The received traditions of Catholic faith and practice were rethought in 16th century Britain along the “evangelical” lines of the Reformation, resulting in a consistent though broad Protestantism lived and expressed through the Book of Common Prayer. The early English evangelicals did find a middle-way of sorts, but not as is often imagined a via media between the Reformation and Rome. Rather, the English Reformation listened to and learned from both the Lutheran and Reformed traditions and attempted to express and embody a Protestantism that could include both (or at least not exclude either).
This track encourages an understanding of the mutuality of theology and worship and considers the complexity of contextualization, as well as the process of learning from the past for the sake of the present.
DMin Degree Learning Outcomes
A graduate in the Theology and Worship of the English Reformation Track will be capable of:
Articulate the Gospel message of salvation by grace through faith in Christ alone.
Explain the inspiration and authority of all of scripture and its relationship to the Gospel.
Articulate the relationship of the gospel to sanctification in the life of the believer.
Articulate a Christocentric view of ministry in which theological study, practice, and ethical conduct mutually inform and enhance one other.

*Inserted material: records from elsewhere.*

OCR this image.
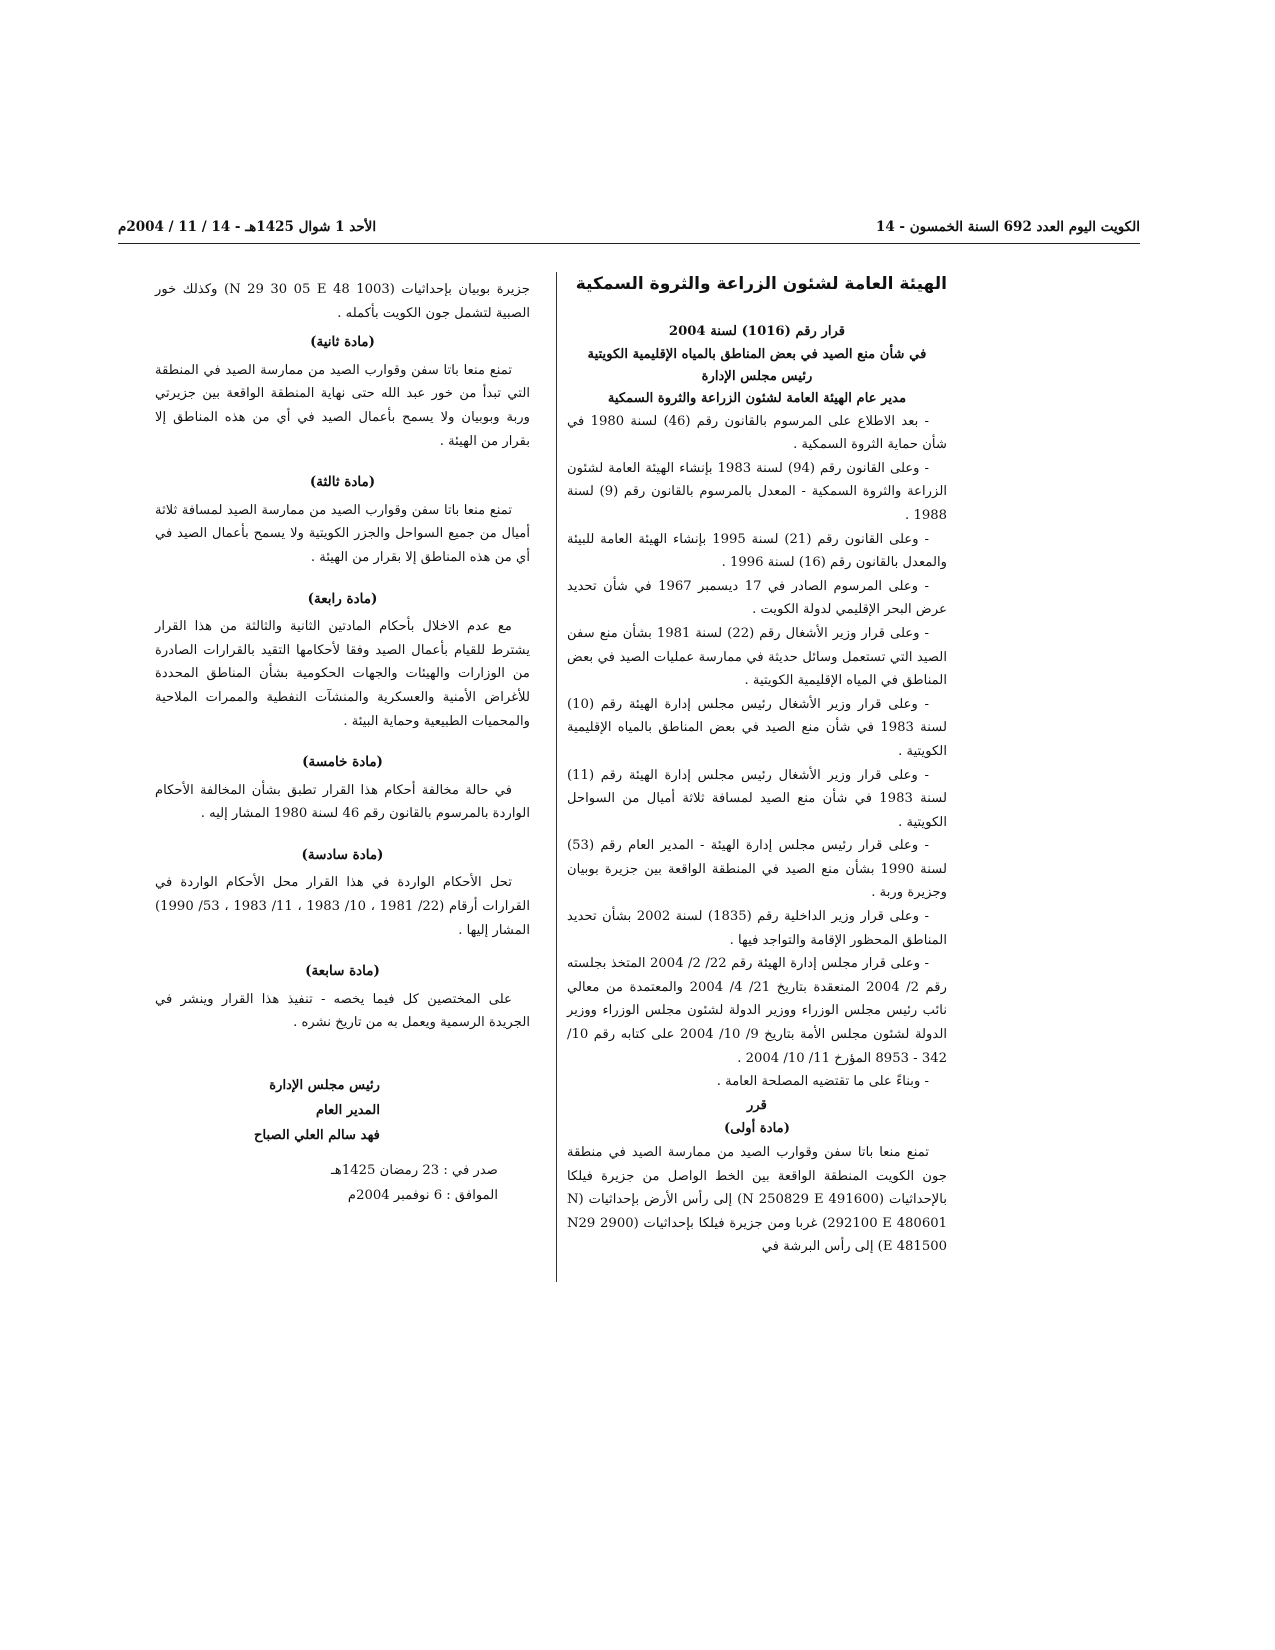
الكويت اليوم العدد 692 السنة الخمسون - 14
الأحد 1 شوال 1425هـ - 14 / 11 / 2004م

الهيئة العامة لشئون الزراعة والثروة السمكية

قرار رقم (1016) لسنة 2004

في شأن منع الصيد في بعض المناطق بالمياه الإقليمية الكويتية

رئيس مجلس الإدارة

مدير عام الهيئة العامة لشئون الزراعة والثروة السمكية

- بعد الاطلاع على المرسوم بالقانون رقم (46) لسنة 1980 في شأن حماية الثروة السمكية .

- وعلى القانون رقم (94) لسنة 1983 بإنشاء الهيئة العامة لشئون الزراعة والثروة السمكية - المعدل بالمرسوم بالقانون رقم (9) لسنة 1988 .

- وعلى القانون رقم (21) لسنة 1995 بإنشاء الهيئة العامة للبيئة والمعدل بالقانون رقم (16) لسنة 1996 .

- وعلى المرسوم الصادر في 17 ديسمبر 1967 في شأن تحديد عرض البحر الإقليمي لدولة الكويت .

- وعلى قرار وزير الأشغال رقم (22) لسنة 1981 بشأن منع سفن الصيد التي تستعمل وسائل حديثة في ممارسة عمليات الصيد في بعض المناطق في المياه الإقليمية الكويتية .

- وعلى قرار وزير الأشغال رئيس مجلس إدارة الهيئة رقم (10) لسنة 1983 في شأن منع الصيد في بعض المناطق بالمياه الإقليمية الكويتية .

- وعلى قرار وزير الأشغال رئيس مجلس إدارة الهيئة رقم (11) لسنة 1983 في شأن منع الصيد لمسافة ثلاثة أميال من السواحل الكويتية .

- وعلى قرار رئيس مجلس إدارة الهيئة - المدير العام رقم (53) لسنة 1990 بشأن منع الصيد في المنطقة الواقعة بين جزيرة بوبيان وجزيرة وربة .

- وعلى قرار وزير الداخلية رقم (1835) لسنة 2002 بشأن تحديد المناطق المحظور الإقامة والتواجد فيها .

- وعلى قرار مجلس إدارة الهيئة رقم 22/ 2/ 2004 المتخذ بجلسته رقم 2/ 2004 المنعقدة بتاريخ 21/ 4/ 2004 والمعتمدة من معالي نائب رئيس مجلس الوزراء ووزير الدولة لشئون مجلس الوزراء ووزير الدولة لشئون مجلس الأمة بتاريخ 9/ 10/ 2004 على كتابه رقم 10/ 342 - 8953 المؤرخ 11/ 10/ 2004 .

- وبناءً على ما تقتضيه المصلحة العامة .

قرر

(مادة أولى)

تمنع منعا باتا سفن وقوارب الصيد من ممارسة الصيد في منطقة جون الكويت المنطقة الواقعة بين الخط الواصل من جزيرة فيلكا بالإحداثيات (N 250829 E 491600) إلى رأس الأرض بإحداثيات (N 292100 E 480601) غربا ومن جزيرة فيلكا بإحداثيات (N29 2900 E 481500) إلى رأس البرشة في

جزيرة بوبيان بإحداثيات (N 29 30 05 E 48 1003) وكذلك خور الصبية لتشمل جون الكويت بأكمله .

(مادة ثانية)

تمنع منعا باتا سفن وقوارب الصيد من ممارسة الصيد في المنطقة التي تبدأ من خور عبد الله حتى نهاية المنطقة الواقعة بين جزيرتي وربة وبوبيان ولا يسمح بأعمال الصيد في أي من هذه المناطق إلا بقرار من الهيئة .

(مادة ثالثة)

تمنع منعا باتا سفن وقوارب الصيد من ممارسة الصيد لمسافة ثلاثة أميال من جميع السواحل والجزر الكويتية ولا يسمح بأعمال الصيد في أي من هذه المناطق إلا بقرار من الهيئة .

(مادة رابعة)

مع عدم الاخلال بأحكام المادتين الثانية والثالثة من هذا القرار يشترط للقيام بأعمال الصيد وفقا لأحكامها التقيد بالقرارات الصادرة من الوزارات والهيئات والجهات الحكومية بشأن المناطق المحددة للأغراض الأمنية والعسكرية والمنشآت النفطية والممرات الملاحية والمحميات الطبيعية وحماية البيئة .

(مادة خامسة)

في حالة مخالفة أحكام هذا القرار تطبق بشأن المخالفة الأحكام الواردة بالمرسوم بالقانون رقم 46 لسنة 1980 المشار إليه .

(مادة سادسة)

تحل الأحكام الواردة في هذا القرار محل الأحكام الواردة في القرارات أرقام (22/ 1981 ، 10/ 1983 ، 11/ 1983 ، 53/ 1990) المشار إليها .

(مادة سابعة)

على المختصين كل فيما يخصه - تنفيذ هذا القرار وينشر في الجريدة الرسمية ويعمل به من تاريخ نشره .

رئيس مجلس الإدارة
المدير العام
فهد سالم العلي الصباح
صدر في : 23 رمضان 1425هـ
الموافق : 6 نوفمبر 2004م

Demonstrate pastoral, oral, and written skills and competencies that are required for church leadership at its most mature and effective level.
DOCTOR OF MINISTRY REQUIRED COURSES
THREE COURSES IN THE THEOLOGY AND WORSHIP OF THE ENGLISH REFORMATION CLUSTER
TWO ELECTIVE COURSES
Taught by Leading Scholars in the Field of Anglican Studies and the English Reformation:
- Rev. Dr. Ashley Null (the world’s leading Cranmer scholar)
- Dr. Gerald Bray (editor of Documents of the English Reformation)
- Dr. Jonathan Linebaugh
- Rev. Dr. Justin Holcomb
The purpose of the Major Project is to demonstrate the student’s ability to integrate the academic content of the Doctor of Ministry program with the nature and practice of ministry for the purposes of enhancing the personal practice of ministry.
Each project will address a specific ministerial concern and clearly demonstrate—and be assessed according to—the following characteristics:
- Excellent research including…
- an organized, coherent, and effective research methodology.
- sufficient resources to demonstrate advanced competency of the depth and breadth of the topic being addressed.
- clear, informed, and objective assessment of the research results from a theological and practical point of view.
- Both a personal and public rationale
- Both theoretical/theological and practical considerations that are clearly described and integrated
- Practical application that contributes meaningfully to the personal practice of ministry
These should culminate in a significant contribution to the practice of ministry in the intended community of the church.